Tuesday, May 5, 2009
There was a fire west of the fort today that was in front of a 14 mph wind blowing directly at us. Although the fire was about five miles away I could smell it like it was in our pasture. I started prepping the horses and gear in case we would have to evacuate. The slurry bombers were making constant sorties out to the fire to keep it at bay but the word was that five homes had been burned and the Black Tower on post had been evacuated. By about 5 pm the winds had died down some and it appeared the firefighters were keeping the fire outside the west gate. I relaxed a little and after packing up my saddles, started the journey home. From my house in Whetstone I have a great view of the fort and the Babocomari basin. I have a little hill (more like a 5 ft high pile of river rocks) on my property that gives a pretty commanding view of the area. My donkey likes to stand on it because it makes him feel superior to the horses. My wife and I stood on the little pile to get a better view of the fire. We could see that it was still west of the Fort Huachuca perimeter fence although still burning pretty good at 6 pm. Suddenly we were joined on the little hill by our 17 hand, 1300 lb horse Big Whiskey. There was barely enough room on the hill for us but this huge horse decided he wanted to be up there too. It was comical if a little bit dangerous and I wished we had a photo of it. Horses are funny creatures.
Sunday, May 3, 2009
Back in the 70's when B Troop was first established they renovated one of the old scout huts on Apache Flats on Fort Huachuca for their own use. The huts were made of adobe and had a walled yard. The Army Indian scouts had lived in them for many years but with the retirement of the Indians the huts had fallen into disrepair. The huts were along the road that now leads to the RV park on post. There is nothing left of the huts now. Not even a brick. I had Kerm Breakfield who used to ride as a scout for B Troop in the 70's show me where the hut used to be. Former trooper Bob Key also sent me a few photographs of the B Troop hut which are shown here. I am trying to get the museum to find me some photos of the huts as they existed when the Indians lived in them but haven't received anything yet.

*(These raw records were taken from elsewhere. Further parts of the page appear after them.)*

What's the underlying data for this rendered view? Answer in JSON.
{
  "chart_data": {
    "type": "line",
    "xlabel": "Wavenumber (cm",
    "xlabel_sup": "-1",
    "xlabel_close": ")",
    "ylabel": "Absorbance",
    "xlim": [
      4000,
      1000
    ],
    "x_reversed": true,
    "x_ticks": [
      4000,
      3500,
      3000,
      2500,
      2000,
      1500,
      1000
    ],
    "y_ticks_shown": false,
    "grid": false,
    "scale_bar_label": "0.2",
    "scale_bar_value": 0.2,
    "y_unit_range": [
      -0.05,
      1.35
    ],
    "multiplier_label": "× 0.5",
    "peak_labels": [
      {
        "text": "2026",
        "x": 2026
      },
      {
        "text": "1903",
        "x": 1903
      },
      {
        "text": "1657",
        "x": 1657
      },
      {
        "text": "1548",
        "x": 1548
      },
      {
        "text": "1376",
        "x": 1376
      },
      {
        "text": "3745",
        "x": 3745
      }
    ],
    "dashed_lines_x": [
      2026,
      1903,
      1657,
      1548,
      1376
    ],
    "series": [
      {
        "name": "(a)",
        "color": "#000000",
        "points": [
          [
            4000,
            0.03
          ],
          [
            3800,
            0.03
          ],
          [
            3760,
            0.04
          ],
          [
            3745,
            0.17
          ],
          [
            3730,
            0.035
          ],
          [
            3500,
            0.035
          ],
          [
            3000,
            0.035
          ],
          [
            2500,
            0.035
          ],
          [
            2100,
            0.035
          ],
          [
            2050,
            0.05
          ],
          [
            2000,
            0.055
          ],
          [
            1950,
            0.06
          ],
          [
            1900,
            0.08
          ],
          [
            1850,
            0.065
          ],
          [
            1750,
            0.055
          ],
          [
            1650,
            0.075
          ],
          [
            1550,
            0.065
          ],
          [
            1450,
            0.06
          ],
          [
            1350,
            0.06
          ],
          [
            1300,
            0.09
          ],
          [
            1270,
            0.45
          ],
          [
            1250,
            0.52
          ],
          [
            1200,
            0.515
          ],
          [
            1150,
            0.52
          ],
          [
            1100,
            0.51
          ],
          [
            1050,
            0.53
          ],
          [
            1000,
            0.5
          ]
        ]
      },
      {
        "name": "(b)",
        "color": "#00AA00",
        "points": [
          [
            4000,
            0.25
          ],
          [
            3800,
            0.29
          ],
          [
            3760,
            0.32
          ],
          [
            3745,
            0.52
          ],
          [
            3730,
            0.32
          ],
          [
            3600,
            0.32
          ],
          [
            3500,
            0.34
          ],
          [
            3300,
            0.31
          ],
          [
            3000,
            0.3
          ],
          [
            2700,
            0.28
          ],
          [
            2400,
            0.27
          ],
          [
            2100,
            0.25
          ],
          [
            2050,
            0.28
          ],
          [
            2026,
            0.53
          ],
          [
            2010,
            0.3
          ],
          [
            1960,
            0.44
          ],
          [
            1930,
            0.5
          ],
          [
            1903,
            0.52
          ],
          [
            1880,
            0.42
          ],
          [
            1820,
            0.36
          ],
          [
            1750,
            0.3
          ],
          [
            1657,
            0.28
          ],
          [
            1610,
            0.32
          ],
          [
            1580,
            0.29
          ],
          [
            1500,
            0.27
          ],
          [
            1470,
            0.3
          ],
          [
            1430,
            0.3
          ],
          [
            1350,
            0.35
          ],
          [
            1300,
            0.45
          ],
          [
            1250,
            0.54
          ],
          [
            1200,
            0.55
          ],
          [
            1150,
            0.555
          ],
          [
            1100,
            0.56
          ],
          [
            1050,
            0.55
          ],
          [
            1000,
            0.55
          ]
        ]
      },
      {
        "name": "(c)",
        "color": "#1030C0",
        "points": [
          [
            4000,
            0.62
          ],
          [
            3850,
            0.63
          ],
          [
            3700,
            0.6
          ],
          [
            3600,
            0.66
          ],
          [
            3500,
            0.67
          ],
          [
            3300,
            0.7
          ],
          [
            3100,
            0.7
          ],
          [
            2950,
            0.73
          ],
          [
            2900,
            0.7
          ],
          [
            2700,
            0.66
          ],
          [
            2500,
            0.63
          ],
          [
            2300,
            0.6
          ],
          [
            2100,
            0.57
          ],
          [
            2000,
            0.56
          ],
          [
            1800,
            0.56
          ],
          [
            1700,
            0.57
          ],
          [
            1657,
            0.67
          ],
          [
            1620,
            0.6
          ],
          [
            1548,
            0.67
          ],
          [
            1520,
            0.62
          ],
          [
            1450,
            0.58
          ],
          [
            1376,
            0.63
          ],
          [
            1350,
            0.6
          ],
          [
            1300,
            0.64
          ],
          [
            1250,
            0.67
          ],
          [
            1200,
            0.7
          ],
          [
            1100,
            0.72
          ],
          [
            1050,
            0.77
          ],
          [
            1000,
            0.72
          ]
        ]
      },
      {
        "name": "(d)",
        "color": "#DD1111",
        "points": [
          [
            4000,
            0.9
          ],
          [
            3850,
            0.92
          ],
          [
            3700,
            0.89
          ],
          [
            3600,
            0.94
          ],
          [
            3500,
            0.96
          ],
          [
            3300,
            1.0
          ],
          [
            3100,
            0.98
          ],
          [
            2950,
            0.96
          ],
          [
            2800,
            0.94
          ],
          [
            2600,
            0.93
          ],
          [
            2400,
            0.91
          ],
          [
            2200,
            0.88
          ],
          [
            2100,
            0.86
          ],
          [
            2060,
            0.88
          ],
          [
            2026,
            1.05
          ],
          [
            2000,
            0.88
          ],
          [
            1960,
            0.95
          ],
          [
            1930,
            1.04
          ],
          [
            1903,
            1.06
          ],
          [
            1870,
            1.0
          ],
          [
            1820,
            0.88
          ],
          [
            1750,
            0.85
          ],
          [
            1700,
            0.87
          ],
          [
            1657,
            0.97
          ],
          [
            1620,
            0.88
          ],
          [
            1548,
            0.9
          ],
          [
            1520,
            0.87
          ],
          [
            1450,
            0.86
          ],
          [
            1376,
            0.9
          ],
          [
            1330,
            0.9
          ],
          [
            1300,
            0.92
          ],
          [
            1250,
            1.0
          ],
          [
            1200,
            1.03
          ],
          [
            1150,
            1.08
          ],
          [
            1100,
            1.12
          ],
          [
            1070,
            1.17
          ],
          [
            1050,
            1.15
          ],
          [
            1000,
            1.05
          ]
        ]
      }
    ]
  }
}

It is too bad none of the huts were preserved for their historical value.
Friday, May 1, 2009
Previously I wrote about the officer saddle cloth shortage and how we had only one supplier and due to the hospitalization of the vendor. My colleague at Fort Hood and I both had an order in and were having trouble getting a reluctant assistant to the hospitalized vendor to complete the orders. We think our order will get filled because the gentlemen wants to do the right thing and help us out but it is obvious we are going to have to find another supplier. However, during the conversation I was having with my Fort Hood associate I realized I had more problems than just a blanket shortage. It turns out that the economic problems have wiped out some of the Mom & Pop vendors that we rely on for some of the obscure items we need for our profession. Namely, my gun powder vendor has disappeared. The cav units need black powder with which to manufacture blanks for the .45s we use and to make rounds for our cannons. I have laid in a pretty good supply of gunpowder and haven't made any purchases for a while so didn't know I had a vendor problem. Thanks to Fort Hood I have a line on a new vendor for gunpowder and cannon primers. Fort Hood has also sent me the pattern and specs for the saddle cloths so I can start seeking out a future supplier. Just another example of how keeping in touch with the other guys in the profession can help overcome obstacles.